Norway Returns to Tougher Measures to Slow Omicron Wave

Norway’s government unveiled a return to tough containment measures as it grapples with record hospitalizations from a coronavirus outbreak that’s set to intensify. 

A recent wave of infections of the delta variant is filling up hospitals, and an out-of-control spread of the omicron strain threatens to overwhelm the health system, prompting the government to unveil a swathe of containment measures.

Norway will stop the sale of alcohol in restaurants and bars, bring back limits on schools and require people to work from home, the government said late on Monday. It will mandate face masks at indoor events, close amusement parks and expand quarantine rules to all suspected virus variants. Adults are advised to cancel sport and leisure activities, and limit social interaction to ease pressure on the health system.
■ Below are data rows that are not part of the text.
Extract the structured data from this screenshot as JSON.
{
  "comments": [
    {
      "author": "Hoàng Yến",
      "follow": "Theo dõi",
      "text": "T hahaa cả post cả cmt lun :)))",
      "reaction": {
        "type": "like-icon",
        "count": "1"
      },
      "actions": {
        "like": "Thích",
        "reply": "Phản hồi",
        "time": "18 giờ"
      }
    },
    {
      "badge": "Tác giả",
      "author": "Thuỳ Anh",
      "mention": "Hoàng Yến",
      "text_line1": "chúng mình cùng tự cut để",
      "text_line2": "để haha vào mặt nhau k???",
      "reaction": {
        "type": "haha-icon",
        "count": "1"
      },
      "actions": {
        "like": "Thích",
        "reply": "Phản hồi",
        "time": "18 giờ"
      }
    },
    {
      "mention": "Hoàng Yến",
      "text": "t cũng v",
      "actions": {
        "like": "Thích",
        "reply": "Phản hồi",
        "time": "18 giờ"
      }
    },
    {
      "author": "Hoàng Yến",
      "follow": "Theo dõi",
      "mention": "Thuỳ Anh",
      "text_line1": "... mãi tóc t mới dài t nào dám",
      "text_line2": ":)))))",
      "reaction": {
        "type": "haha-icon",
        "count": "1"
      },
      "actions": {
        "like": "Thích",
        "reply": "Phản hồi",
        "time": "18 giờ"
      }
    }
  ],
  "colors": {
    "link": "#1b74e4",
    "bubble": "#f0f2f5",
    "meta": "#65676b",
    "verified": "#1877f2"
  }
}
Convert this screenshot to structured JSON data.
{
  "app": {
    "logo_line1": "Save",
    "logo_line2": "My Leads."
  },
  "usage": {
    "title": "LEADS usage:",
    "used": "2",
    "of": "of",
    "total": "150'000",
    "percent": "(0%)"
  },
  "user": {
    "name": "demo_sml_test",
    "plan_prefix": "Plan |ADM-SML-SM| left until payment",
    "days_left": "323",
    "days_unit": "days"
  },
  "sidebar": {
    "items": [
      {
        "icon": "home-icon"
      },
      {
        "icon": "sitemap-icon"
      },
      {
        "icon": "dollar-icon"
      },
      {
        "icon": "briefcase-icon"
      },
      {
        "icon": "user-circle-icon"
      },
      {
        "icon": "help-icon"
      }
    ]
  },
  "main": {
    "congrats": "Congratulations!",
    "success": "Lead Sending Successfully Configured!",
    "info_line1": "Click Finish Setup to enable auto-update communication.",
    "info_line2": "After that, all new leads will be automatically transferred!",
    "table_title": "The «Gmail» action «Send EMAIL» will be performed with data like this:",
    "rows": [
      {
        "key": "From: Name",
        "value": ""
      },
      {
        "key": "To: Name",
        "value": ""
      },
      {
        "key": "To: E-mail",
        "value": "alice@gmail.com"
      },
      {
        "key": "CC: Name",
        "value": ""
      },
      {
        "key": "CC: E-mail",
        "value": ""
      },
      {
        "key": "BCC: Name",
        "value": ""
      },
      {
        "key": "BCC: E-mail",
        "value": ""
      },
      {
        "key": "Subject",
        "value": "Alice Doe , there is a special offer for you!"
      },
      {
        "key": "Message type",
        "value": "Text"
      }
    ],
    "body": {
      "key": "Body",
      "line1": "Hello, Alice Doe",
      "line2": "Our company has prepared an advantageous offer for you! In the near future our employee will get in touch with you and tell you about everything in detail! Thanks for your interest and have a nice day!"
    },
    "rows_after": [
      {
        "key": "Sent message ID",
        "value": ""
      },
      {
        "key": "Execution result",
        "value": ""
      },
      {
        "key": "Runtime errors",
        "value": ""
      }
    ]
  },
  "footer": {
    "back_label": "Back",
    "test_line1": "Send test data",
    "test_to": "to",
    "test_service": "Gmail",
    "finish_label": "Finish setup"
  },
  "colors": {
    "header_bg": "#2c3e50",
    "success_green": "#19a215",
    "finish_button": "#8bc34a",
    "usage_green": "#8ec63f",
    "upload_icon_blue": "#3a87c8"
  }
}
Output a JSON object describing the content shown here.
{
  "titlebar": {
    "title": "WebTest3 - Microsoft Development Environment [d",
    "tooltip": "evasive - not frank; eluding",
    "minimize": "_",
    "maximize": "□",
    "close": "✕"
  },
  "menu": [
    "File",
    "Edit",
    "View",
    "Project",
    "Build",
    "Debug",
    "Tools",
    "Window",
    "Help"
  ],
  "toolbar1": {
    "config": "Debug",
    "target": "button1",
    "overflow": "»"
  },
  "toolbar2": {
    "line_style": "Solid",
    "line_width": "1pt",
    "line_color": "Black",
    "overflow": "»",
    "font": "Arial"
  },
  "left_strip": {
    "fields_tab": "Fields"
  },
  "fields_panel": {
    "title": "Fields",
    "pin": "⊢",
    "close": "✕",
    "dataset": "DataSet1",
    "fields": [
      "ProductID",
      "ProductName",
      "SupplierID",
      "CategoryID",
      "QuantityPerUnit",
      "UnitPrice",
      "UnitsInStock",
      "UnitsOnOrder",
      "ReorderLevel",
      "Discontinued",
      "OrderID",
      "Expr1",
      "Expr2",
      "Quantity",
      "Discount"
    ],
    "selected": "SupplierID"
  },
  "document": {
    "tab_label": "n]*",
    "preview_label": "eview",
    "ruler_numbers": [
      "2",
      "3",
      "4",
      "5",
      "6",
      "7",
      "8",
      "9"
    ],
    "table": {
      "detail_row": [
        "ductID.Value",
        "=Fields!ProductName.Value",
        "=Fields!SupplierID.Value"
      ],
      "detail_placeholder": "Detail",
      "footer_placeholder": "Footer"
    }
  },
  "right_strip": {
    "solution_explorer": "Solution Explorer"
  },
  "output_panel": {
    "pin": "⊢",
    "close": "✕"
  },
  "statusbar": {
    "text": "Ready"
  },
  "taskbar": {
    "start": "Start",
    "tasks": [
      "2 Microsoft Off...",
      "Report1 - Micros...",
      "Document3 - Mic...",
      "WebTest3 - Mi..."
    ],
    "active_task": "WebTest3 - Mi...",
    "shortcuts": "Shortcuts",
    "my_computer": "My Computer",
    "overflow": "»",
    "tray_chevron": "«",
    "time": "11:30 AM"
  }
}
“It is a heavy burden that we are announcing now, for many people and many companies,” Prime Minister Jonas Gahr Store told reporters in Oslo. “For many, this will be experienced as a lock down -- if not of society, then of their lives and livelihoods.”

On Tuesday, the government said it would extend support mechanisms available to businesses to February and reintroduce guarantees for corporate loans.

The Nordic country has been among the most successful in weathering the pandemic during the past year, but has recently been hit by a surge in delta cases, and omicron infections look to be spiraling out of control.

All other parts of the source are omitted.